1 - A participação eleitoral

O estudo da série dos resultados eleitorais dos últimos 30 anos ajuda à comprensão do que representam eleições de deputados em democracia de mercado e o seu escasso potencial transformador; nas mudanças na galeria dos vencedores e vencidos, sabe-se que nesse catálogo não está representada a multidão, os trabalhadores e os pobres residentes em Portugal.

O quadro seguinte oferece um panorama dos votos não dirigidos a partidos, onde se incluem aqueles passíveis de serem utilizados nos actos eleitorais e que deveriam ser os correspondentes a idêntico número de cidadãos que, por motivos vários, se não deram ao trabalho de uma deslocação ao local das urnas de voto. Esta designação – urna – não deixa de ser curiosa pelo que significa de local onde o cidadão enterra os seus direitos na discricionaridade dos seus putativos representantes.

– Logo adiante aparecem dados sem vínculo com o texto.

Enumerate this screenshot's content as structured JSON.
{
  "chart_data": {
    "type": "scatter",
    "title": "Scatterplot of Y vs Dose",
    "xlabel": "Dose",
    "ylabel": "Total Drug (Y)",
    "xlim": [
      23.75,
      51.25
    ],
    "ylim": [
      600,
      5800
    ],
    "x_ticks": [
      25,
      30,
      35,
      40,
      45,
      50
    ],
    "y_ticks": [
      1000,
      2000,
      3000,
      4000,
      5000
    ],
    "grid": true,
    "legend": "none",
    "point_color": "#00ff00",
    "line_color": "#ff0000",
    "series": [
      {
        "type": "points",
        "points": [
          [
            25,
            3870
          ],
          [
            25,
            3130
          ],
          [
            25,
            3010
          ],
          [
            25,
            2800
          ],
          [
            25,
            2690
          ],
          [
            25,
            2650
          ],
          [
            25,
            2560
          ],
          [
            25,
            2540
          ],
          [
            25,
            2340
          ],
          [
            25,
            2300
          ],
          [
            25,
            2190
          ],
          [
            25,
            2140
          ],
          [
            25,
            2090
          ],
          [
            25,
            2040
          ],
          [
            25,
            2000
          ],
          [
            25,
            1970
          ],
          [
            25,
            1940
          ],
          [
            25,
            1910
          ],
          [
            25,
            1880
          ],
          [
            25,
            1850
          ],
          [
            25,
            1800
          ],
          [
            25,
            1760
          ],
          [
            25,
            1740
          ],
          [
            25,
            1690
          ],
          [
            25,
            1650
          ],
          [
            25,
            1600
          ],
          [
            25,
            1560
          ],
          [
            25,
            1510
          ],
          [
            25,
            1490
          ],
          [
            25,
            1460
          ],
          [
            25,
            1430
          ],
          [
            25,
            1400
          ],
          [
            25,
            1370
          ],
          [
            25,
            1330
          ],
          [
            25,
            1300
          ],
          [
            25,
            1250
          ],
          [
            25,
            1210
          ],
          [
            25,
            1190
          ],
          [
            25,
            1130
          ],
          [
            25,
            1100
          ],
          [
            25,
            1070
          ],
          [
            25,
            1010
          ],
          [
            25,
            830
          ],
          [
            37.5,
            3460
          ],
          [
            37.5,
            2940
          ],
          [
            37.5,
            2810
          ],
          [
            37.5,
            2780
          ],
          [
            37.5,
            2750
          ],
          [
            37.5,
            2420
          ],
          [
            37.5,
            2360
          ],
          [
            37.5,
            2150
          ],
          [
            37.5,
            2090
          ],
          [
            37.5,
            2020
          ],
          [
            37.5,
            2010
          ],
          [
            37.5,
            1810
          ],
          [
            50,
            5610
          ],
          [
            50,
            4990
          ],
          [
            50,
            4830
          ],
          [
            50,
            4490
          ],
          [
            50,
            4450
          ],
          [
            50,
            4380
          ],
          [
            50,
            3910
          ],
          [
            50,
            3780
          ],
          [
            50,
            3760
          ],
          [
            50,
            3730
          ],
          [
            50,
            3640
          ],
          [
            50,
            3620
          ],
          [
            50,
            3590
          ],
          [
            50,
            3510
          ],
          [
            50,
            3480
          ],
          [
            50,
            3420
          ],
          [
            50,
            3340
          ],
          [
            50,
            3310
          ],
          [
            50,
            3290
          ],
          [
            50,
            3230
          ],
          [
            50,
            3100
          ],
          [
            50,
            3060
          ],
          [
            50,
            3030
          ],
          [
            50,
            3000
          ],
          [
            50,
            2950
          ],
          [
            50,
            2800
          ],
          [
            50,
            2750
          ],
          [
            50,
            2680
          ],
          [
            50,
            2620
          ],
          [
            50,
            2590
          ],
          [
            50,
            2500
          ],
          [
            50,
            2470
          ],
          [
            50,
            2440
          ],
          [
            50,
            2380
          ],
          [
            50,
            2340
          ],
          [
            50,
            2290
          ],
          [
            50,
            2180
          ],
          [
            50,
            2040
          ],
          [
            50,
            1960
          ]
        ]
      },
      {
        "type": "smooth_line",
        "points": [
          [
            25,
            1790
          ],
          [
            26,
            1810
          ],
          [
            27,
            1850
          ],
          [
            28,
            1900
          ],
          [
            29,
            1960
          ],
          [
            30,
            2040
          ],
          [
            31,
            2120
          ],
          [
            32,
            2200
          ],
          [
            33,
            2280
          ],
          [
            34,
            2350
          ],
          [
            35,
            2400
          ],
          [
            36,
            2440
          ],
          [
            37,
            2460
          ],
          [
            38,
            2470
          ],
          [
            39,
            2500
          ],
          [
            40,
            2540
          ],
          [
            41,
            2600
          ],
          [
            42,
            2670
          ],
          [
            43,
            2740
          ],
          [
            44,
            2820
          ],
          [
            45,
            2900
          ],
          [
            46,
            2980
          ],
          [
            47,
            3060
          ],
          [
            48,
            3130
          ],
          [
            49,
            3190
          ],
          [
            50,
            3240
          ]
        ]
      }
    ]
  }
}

Tendo em conta o dilatado lapso de tempo, seria normal e correcto começar pela observação do número de inscritos, como universo de referência que engloba todos os potenciais participantes nas eleições. Porém, o número de inscritos não é uma variável fidedigna, dada a má qualidade das actualizações dos recenseados, verdadeira montra da atenção e do cuidado com que os governos tratam a democracia.

Conforme se referiu recentemente (v. Eleições europeias 2009 – limitações e oportunidades), como a eleição de mandarins não é prejudicada pelo número de abstenções e este, não é considerado um elemento com impacto castigador no financiamento dos partidos, a classe política não investe na permanente actualização do recenseamento. Sendo assim, o número de eleitores tanto pode descer, como subir pouco ou acentuadamente, embora se mantenha bastante estável em 1995/2005. Tal como se verificou para as eleições europeias, tudo indica que, este ano, a colheita de eleitores será abundante.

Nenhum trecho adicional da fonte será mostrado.